Если священное начало проявляется во всём, если homo religiosus[152] не отделим в своих делах от человека, взятого во всей своей всеохватности, то стоит ли выступать в защиту того, что никем не оспаривается, пытаться соединять то, что не было разъединено? Не существует апологетики языческой. Огромный комплекс религий Азии не отличается — по крайней мере, в этом отношении — от древних разновидностей многобожия, от повсюду рассеянного священного начала. Индуистско-буддийский комплекс, охватывающий более миллиарда человек, подчинен, как мне кажется, почти экзистенциальной очевидности сансары, колеса возрождения. И зачем и в этом случае доказывать то, что не вызывает никаких проблем?
Внутри семьи Авраамова единобожия стремление к апологетике проявляется очень неравномерно.

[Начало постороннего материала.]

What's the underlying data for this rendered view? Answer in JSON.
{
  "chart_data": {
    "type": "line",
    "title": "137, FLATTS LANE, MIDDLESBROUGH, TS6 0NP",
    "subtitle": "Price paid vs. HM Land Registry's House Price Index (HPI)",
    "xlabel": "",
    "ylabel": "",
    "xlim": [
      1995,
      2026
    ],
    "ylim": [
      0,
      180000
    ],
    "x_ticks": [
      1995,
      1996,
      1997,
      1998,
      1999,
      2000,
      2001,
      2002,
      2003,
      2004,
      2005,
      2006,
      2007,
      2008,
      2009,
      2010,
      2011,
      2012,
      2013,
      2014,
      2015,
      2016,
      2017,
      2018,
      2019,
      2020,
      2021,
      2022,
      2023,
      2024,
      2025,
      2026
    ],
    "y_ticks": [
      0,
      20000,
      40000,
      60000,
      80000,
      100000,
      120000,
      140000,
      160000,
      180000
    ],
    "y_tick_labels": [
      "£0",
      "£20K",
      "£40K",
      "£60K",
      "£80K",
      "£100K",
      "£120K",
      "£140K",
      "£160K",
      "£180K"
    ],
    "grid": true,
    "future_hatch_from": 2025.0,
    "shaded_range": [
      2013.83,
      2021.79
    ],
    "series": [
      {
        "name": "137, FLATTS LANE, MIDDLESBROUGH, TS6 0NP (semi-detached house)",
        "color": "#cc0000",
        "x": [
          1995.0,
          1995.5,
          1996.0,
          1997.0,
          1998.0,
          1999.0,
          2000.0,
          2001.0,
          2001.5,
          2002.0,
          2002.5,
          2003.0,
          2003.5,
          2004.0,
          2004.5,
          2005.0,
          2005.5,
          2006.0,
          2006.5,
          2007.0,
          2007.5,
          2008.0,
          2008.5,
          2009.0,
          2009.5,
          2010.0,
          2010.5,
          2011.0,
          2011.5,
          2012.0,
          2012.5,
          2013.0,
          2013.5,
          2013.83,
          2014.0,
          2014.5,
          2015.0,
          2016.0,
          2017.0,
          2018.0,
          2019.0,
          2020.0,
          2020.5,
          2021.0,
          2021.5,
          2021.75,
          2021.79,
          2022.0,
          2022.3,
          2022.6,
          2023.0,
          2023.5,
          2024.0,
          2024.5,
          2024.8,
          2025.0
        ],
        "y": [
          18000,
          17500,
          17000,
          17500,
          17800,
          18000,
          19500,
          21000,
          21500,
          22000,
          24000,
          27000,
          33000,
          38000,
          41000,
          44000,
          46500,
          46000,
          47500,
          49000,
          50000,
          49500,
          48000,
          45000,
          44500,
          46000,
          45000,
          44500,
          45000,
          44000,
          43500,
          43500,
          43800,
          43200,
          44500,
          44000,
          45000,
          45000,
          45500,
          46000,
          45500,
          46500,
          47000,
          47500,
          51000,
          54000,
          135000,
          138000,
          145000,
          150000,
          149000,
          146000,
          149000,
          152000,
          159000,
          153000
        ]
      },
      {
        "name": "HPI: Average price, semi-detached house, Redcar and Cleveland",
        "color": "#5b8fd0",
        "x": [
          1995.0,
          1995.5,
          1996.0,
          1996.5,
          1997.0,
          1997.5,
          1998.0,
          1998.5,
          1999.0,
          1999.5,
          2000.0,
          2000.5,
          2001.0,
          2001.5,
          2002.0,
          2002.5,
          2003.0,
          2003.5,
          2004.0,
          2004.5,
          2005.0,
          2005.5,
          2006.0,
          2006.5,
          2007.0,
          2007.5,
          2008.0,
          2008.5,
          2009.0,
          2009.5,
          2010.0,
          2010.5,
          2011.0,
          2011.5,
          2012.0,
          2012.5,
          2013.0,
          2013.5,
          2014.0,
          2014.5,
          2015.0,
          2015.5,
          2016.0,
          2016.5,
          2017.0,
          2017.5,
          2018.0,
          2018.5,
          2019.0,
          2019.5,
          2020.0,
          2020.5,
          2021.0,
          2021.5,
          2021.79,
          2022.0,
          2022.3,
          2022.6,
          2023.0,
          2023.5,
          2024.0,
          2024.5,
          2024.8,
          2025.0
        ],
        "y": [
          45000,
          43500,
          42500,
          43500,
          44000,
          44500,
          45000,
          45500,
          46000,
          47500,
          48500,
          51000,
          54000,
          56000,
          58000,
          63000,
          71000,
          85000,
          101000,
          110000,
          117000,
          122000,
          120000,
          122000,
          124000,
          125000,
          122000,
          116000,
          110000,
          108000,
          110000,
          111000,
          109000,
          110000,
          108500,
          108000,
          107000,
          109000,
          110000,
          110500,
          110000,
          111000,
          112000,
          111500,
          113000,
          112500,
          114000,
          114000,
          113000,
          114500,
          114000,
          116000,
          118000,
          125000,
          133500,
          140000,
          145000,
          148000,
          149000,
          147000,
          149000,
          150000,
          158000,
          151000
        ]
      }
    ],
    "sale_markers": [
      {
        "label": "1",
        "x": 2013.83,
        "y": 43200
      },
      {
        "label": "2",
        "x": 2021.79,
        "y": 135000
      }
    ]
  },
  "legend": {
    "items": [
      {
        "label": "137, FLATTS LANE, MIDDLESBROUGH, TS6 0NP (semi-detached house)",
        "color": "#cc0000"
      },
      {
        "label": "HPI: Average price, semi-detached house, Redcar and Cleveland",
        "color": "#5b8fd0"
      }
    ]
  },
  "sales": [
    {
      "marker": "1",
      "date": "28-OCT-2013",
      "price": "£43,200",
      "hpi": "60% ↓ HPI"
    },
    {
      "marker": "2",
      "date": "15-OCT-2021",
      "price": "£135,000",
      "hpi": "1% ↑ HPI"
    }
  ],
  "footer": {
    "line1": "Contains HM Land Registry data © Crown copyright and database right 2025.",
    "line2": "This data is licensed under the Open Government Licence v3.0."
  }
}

Оно слабо в исламе[LXXI]. Главная причина кроется в направленности Откровения. Коран есть премудрость предвечная, сама буква его — несотворенная. Подобно Библии, Коран — не только предпочтенный носитель Слова Божьего: он есть Бог. Ислам — религия Трансцендентного, которой (в отличие от христианства) не хватает Боговоплощения в действии — или присутствия Бога в обетовании (в отличие от проникнутого мессианизмом иудаизма). Наконец, ортодоксальному исламу, не допускающему, чтобы свобода тварного ограничивала всемогущество Господа, но странным образом допускающему без всякого отвращения ограничения, вытекающие из природы вещей и обусловленные этими последними, нечего делать с проникнутой рационализмом апологией. Зачем убеждать? Да и как это делать в таких условиях?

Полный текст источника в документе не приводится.